Sentenza rivoluzionaria della Corte di Cassazione in tema di alienazione genitoriale:

Con la sentenza n. 6919 /2016  la Corte di Cassazione dispone  che non compete alla Corte dare giudizi sulla validità o invalidità delle teorie scientifiche  sulla PAS ( Sindrome di alienazione parentale ),  in quanto  compito dei giudici è capire e adeguatamente motivare sulle ragioni dell’ostinato rifiuto di vedere il padre   da parte della figlia minore, utilizzando i comuni mezzi di prova tipici e specifici della materia  e anche le presunzioni ,  qualora un genitore denunci  comportamenti ostativi  dell’altro genitore affidatario o collocatario , che provocano l’allontanamento morale e materiale della prole da sé, condotte  indicate come significative della presenza di una PAS.

È essenziale infatti secondo la Suprema Corte tenere conto che tra i requisiti di idoneità genitoriale ricopre una grande importanza la capacità di garantire la continuità delle relazioni parentali con l’altro genitore , onde tutelare in maniera effettiva e concreta il diritto del minore alla bigenitorialità e ad una sana crescita equilibrata ; infatti è fondamentale per la prole poter intrattenere  rapporti costanti e significativi con entrambe le figure genitoriali , che sono importanti per un sereno e idoneo  sviluppo della  personalità  in itinere.
Occorre a questo punto aprire una piccola parentesi per comprendere cosa sia la PAS. La separazione tra due coniugi è certo un evento traumatico sia per la coppia genitoriale che per la prole: è questo il momento in cui i genitori   devono evitare di cadere nella trappola della conflittualità e aver cura dell’“interesse preminente dei propri figli”, proteggendoli da potenziali effetti laceranti,   impegnandosi per il loro bene, mantenendo  un equilibrato  e sereno rapporto parentale.

Purtroppo non sempre è così; infatti ci sono  casi nei quali uno dei due genitori, in fase di separazione o divorzio, mette in atto una forte  conflittualità nei confronti dell’altro, utilizzando  i figli come strumento di belligeranza, macchinando  atipiche alleanze con loro ai danni dell’altro genitore, che “deve essere eliminato dalla loro vita”.
In tali casi si aprono scenari molto pericolosi soprattutto per il benessere dei minori, che hanno bisogno di entrambe le figure genitoriali per una loro sana crescita psicofisica e che , costretti  emotivamente ed affettivamente a rinunciare ad uno di loro , si troveranno deprivati di una importante figura di riferimento ; nei casi più gravi si parla di alienazione genitoriale, o PAS,  che viene identificata pertanto  come un “disturbo iurigeno”, consequenziale ad un contesto giudiziario molto conflittuale e controverso per l’affidamento della prole.
Nel caso trattato dalla sentenza della Cassazione  il tutto trae  origine dalla fine di una convivenza : la madre lasciava la residenza comune e portava via con sé la figlia nata dalla relazione con l’ex compagno, estraniandola sempre più dalla figura paterna.
Adito il Tribunale per i Minorenni di Milano , l’organo giudiziario con decreto del 27 marzo 2006 disponeva l’affidamento condiviso della minore ad entrambi i genitori, collocandola presso la madre e affidando ai servizi sociali il monitoraggio della situazione.
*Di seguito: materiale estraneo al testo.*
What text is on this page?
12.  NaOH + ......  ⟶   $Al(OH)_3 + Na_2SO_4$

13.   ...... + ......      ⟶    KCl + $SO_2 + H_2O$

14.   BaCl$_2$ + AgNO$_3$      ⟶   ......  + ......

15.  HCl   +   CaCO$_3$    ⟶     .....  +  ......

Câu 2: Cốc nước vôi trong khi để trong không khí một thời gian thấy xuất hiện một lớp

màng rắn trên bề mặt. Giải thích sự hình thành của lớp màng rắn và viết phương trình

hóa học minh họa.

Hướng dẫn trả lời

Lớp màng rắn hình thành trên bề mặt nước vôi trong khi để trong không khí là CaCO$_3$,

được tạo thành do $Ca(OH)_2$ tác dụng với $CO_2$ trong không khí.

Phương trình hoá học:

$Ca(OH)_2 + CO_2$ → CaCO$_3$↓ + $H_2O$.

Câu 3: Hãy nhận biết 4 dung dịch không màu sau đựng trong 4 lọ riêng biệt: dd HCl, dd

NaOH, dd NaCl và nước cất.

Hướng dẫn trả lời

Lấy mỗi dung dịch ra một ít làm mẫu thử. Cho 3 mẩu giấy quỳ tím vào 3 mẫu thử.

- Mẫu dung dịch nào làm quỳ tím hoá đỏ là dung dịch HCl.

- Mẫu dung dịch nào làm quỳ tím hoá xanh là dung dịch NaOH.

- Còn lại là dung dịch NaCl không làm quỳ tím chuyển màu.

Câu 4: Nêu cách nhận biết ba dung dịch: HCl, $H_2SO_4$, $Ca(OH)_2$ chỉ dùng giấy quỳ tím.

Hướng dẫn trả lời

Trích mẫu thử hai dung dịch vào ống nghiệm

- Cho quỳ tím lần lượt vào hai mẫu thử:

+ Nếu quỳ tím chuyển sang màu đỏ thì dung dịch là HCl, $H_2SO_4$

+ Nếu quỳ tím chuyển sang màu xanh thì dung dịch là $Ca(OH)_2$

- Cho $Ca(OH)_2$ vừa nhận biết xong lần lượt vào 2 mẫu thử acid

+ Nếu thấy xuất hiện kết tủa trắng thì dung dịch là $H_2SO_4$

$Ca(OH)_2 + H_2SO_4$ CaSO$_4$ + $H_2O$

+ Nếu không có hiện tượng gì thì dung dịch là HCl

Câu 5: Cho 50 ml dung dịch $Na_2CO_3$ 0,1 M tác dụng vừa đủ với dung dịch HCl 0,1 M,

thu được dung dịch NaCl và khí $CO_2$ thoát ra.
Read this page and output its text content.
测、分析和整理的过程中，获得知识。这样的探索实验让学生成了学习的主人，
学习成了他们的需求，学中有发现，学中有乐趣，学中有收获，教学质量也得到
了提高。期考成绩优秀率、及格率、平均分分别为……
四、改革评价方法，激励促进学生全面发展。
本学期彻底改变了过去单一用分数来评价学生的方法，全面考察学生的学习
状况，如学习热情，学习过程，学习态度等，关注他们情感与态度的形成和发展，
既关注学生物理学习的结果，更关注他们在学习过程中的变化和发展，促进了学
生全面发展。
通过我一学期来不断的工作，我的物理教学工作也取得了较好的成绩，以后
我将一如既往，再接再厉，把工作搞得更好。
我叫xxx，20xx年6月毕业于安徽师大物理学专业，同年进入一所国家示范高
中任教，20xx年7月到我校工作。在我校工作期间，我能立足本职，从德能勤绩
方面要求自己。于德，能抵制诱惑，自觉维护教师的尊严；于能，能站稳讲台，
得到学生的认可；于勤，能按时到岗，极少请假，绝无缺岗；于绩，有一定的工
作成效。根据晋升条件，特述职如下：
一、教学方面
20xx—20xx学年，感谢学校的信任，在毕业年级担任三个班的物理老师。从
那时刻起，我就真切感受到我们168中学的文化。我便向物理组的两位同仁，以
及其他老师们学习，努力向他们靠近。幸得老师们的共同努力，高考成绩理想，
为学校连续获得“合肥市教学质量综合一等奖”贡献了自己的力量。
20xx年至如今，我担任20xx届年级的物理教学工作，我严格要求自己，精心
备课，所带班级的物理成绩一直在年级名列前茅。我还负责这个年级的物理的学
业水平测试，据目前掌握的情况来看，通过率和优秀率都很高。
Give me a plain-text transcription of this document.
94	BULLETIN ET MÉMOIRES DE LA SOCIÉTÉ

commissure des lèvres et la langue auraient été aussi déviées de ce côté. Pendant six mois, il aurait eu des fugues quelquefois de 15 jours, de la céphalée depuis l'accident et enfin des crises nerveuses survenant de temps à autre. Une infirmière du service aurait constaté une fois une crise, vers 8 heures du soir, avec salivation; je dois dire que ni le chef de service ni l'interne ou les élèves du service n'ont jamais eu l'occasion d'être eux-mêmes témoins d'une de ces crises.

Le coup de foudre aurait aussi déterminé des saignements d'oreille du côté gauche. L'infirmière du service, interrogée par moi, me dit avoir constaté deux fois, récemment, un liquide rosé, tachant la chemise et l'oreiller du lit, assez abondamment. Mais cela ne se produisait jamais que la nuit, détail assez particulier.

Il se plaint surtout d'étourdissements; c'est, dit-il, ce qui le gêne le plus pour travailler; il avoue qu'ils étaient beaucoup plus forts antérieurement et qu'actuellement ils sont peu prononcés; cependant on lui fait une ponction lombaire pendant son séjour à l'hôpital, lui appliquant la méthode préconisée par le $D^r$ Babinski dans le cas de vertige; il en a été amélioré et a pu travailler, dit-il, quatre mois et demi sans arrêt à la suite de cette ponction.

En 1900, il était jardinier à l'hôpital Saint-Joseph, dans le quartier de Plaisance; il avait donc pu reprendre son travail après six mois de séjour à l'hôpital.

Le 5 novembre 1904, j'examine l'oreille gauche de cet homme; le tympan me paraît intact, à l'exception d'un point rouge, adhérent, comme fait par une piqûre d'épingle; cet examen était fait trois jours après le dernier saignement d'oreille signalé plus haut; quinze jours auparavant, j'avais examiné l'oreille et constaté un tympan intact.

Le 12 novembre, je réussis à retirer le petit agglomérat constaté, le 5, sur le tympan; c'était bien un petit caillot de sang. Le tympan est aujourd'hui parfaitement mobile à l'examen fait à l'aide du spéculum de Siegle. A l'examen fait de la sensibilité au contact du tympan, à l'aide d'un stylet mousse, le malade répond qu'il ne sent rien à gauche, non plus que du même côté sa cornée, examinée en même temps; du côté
Con successivo decreto del 18 novembre 2008  il Tribunale per i Minorenni prescriveva alla minore un trattamento psicoterapeutico, rilevato il suo atteggiamento di netto rifiuto della figura paterna. Ma in questa circostanza, in maniera inverosimile, la definizione concreta del trattamento veniva  lasciata alla madre, incurante di rispettarla.

Con susseguente decreto del 10 dicembre 2011 il Tribunale per i Minori , rigettando le richieste del padre , che sosteneva che il rifiuto della figlia nei suoi confronti era causato da una PAS posta in essere dalla madre con la sua campagna di denigrazione verso la figura paterna, confermava il precedente decreto, attribuendo  il disagio della ragazza nel rapportarsi con il padre a  degli imprecisati e non provati  comportamenti del padre.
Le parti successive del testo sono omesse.